The booming airline was posting a profit until two years ago, although its profits have steadily declined since 2008, when it announced profits of TL 1.1 billion. Profits dropped to TL 286 million in 2010. Last year, it lost TL 1.7 billion. In the first quarter of this year, the loss was TL 29 million. THY had no choice but to control labor costs in order to remain competitive and stay alive in this tough industry. The union has not been helping THY at all, instead demanding more and more. During his speech at Parliament, Külünk even claimed that some external powers were conspiring with certain elements in Turkey to destabilize the national airline, accusing the union of acting irresponsibly. “The new union concept is to help grow and expand the company it represents,” he said, advising the union leader to settle the matter at the negotiating table.

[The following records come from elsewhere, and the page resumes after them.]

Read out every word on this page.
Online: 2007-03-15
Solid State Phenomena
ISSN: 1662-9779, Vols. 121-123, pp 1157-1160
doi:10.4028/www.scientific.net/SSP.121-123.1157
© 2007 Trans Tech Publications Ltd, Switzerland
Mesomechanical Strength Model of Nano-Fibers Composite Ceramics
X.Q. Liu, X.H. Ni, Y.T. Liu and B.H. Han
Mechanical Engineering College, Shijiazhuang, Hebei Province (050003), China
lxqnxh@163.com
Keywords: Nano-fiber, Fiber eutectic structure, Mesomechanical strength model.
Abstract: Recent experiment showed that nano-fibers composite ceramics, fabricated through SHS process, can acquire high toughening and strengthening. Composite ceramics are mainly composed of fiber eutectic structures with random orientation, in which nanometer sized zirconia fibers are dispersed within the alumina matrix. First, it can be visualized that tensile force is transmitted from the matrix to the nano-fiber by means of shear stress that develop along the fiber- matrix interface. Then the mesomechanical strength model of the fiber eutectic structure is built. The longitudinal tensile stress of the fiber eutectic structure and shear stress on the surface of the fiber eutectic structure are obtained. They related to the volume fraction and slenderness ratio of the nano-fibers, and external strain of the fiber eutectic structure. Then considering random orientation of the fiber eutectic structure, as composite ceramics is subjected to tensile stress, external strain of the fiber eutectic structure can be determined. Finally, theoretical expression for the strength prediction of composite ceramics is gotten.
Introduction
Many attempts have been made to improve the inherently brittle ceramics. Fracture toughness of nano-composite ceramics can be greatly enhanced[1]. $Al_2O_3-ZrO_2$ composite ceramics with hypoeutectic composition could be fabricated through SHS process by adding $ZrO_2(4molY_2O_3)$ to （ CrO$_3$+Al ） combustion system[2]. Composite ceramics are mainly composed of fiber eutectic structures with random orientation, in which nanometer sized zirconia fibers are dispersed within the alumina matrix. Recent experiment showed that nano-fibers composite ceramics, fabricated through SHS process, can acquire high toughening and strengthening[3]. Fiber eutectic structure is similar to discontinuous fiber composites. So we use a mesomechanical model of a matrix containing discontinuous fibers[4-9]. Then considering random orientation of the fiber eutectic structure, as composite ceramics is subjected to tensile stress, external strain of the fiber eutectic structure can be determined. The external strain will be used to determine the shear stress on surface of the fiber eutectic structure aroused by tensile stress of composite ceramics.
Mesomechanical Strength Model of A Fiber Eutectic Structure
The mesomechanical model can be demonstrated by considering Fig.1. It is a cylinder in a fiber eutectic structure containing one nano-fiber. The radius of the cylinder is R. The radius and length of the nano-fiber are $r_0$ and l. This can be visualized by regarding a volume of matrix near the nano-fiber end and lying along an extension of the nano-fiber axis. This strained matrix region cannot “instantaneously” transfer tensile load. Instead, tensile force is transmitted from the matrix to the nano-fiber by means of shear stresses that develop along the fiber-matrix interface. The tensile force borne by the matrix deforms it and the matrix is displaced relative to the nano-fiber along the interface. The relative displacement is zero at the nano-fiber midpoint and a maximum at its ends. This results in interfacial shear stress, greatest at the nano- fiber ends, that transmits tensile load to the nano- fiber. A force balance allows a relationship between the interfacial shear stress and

The fact that the union has even run ads both in national and international print media in the past, claiming that THY was not safe because workers were forced to work overtime, gives some credence to Külünk’s claims. The ads prompted legal action by THY, which accused the union of launching a smear campaign to discredit the airline.

The government had no choice but to adopt this new amendment to permanently remove the threat that had been looming over the nation for years now. Because the national airline is vital for the economy, and especially for the export and tourism sectors, millions of jobs were at stake. Even for our media business, we cannot deliver print media in time to our subscribers if there is a strike at the airports; the paper did not get delivered on Wednesday because of the strike the day before.